During the meeting, the council agreed to accept a $167,030 bid from the Birmingham-based Norris Paving and Asphalt Company to repair the roads and install an asphalt seal coat in the neighborhood.

The motion came one week after the City Council delayed its vote on the matter after some council members requested more time to review the bids.

“The ship has come into port tonight.

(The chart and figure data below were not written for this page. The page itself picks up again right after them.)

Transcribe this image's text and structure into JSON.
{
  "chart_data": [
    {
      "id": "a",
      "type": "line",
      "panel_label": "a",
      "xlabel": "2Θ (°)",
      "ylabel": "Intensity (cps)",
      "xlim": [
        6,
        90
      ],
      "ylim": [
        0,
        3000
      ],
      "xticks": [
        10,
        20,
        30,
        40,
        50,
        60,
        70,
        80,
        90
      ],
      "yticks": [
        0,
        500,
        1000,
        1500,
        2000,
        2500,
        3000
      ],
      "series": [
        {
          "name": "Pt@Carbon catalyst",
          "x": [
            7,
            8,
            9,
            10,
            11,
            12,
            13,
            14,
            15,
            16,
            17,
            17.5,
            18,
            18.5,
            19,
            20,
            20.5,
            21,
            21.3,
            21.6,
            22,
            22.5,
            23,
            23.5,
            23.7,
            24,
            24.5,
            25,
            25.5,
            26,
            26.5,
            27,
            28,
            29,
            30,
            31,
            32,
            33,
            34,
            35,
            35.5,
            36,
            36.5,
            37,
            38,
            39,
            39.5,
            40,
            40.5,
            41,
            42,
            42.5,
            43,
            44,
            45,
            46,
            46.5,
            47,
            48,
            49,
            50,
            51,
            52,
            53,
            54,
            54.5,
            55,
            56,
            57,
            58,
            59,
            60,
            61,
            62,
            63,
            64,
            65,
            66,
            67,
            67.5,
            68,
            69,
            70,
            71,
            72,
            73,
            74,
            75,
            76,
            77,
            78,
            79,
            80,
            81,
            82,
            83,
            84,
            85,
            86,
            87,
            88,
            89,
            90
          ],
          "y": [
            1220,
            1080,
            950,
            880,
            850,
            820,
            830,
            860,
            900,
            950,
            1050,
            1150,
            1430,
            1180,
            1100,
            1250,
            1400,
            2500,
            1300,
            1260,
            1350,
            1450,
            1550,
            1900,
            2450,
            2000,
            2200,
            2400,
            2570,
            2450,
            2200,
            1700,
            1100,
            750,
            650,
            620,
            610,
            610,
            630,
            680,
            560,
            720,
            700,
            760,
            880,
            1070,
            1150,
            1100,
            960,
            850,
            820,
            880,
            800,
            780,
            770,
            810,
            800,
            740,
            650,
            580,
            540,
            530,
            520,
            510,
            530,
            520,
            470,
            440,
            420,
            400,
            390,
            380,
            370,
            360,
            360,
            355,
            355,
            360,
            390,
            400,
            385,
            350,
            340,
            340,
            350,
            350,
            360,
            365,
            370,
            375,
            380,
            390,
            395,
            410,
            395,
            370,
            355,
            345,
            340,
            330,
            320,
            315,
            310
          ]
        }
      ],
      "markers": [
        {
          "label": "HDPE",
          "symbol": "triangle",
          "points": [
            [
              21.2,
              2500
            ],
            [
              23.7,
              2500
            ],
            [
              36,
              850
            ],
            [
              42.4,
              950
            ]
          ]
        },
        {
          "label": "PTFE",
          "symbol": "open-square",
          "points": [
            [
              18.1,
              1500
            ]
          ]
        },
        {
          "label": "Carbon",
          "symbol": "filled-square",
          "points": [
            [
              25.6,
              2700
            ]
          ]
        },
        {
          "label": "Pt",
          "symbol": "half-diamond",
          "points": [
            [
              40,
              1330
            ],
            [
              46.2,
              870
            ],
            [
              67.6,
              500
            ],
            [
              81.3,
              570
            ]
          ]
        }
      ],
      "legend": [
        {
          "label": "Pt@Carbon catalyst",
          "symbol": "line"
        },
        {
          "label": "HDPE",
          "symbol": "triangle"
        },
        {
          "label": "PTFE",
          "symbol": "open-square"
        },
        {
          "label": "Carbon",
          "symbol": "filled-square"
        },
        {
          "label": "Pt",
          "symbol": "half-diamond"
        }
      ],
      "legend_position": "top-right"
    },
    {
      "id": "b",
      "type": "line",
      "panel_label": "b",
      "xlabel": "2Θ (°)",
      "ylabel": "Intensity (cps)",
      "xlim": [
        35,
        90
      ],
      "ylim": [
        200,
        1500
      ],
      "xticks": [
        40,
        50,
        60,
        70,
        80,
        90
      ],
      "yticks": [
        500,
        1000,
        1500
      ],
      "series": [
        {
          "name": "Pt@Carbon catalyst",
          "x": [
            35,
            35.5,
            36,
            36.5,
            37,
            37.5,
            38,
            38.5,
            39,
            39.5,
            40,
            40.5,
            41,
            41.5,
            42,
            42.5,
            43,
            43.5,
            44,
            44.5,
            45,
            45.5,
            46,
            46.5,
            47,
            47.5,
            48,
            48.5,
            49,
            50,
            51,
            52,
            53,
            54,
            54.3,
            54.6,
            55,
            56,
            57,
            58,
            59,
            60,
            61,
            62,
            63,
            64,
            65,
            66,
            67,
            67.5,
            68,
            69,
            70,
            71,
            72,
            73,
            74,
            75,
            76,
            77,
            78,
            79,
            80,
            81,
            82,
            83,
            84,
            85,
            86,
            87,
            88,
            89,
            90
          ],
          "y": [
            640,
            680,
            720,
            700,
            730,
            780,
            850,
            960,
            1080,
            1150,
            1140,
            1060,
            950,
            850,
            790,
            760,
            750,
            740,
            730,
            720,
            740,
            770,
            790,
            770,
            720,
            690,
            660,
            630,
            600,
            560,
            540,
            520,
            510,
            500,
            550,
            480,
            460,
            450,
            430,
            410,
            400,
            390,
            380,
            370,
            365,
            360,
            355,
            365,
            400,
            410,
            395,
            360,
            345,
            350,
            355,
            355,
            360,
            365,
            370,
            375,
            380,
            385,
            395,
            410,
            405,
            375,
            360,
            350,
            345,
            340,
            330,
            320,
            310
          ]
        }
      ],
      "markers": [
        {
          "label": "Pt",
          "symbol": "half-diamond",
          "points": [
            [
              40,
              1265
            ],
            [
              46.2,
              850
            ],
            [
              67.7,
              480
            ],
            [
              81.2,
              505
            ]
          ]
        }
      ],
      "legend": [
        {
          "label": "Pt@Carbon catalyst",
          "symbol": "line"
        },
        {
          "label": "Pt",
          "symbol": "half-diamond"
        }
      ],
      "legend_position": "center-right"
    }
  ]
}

Sometimes you encounter storms along the way, and we have certainly encountered some storms with this project,” Pelham Mayor Don Murphy said to about 30 Oaklyn Hills residents who attended the meeting.

Some Oaklyn Hills homeowners have been attempting to have the roads repaired for more than two years, said Jim Dollar, former president of the Oaklyn Hills Homeowners Association.

“I spoke with (former) mayor (Bobby) Hayes in the last six months of his term, and I was assured at that time that before he got out of office our roads would be fixed,” Dollar told the council. “We have been going through this for two-and-a-half years now, and we are ready for something to be done.”

After the subdivision’s developer failed to bring the roads up to city standards, Pelham sued the developer.

When the case was settled in early August, the city received eight undeveloped lots in the neighborhood and about $112,000 in bond money the developer put up when work on the subdivision began.

Because the city will put any money it gains by selling the lots in the future into Pelham’s capital improvement budget, the lawsuit settlement will fund the entire repaving project.

Councilman Steve Powell, who said he had reservations about voting on the repaving project during the council’s Nov. 1 meeting, said the extra week gave him time to study the bids and ensure the project will be completed satisfactorily.

“The legal action against the developer was dismissed on August 16. The first time the council was made aware of that fact was November 1,” Powell said. “That was 77 days and seven council meetings ago.

“Delaying the vote was not an effort to take control or slow anything down,” Powell added, noting he received much feedback from Oaklyn Hills residents after the council delayed the vote. “I want your roads fixed, but I want it done with the comfort that they are going to last.”

However, Murphy said the city posts notices whenever a project goes out for bids, and said he “wished the roads were already repaved.”

“When we go out for bids, we have to notify the press and run announcements in the paper. We also put it on our city website and post it on the bulletin board here in City Hall. We have to do that by law,” Murphy said. “If we don’t know anything, it’s because we aren’t looking.

“Y’all have suffered long enough,” Murphy added. “I’m sorry the council didn’t have the confidence in me to do this last week.”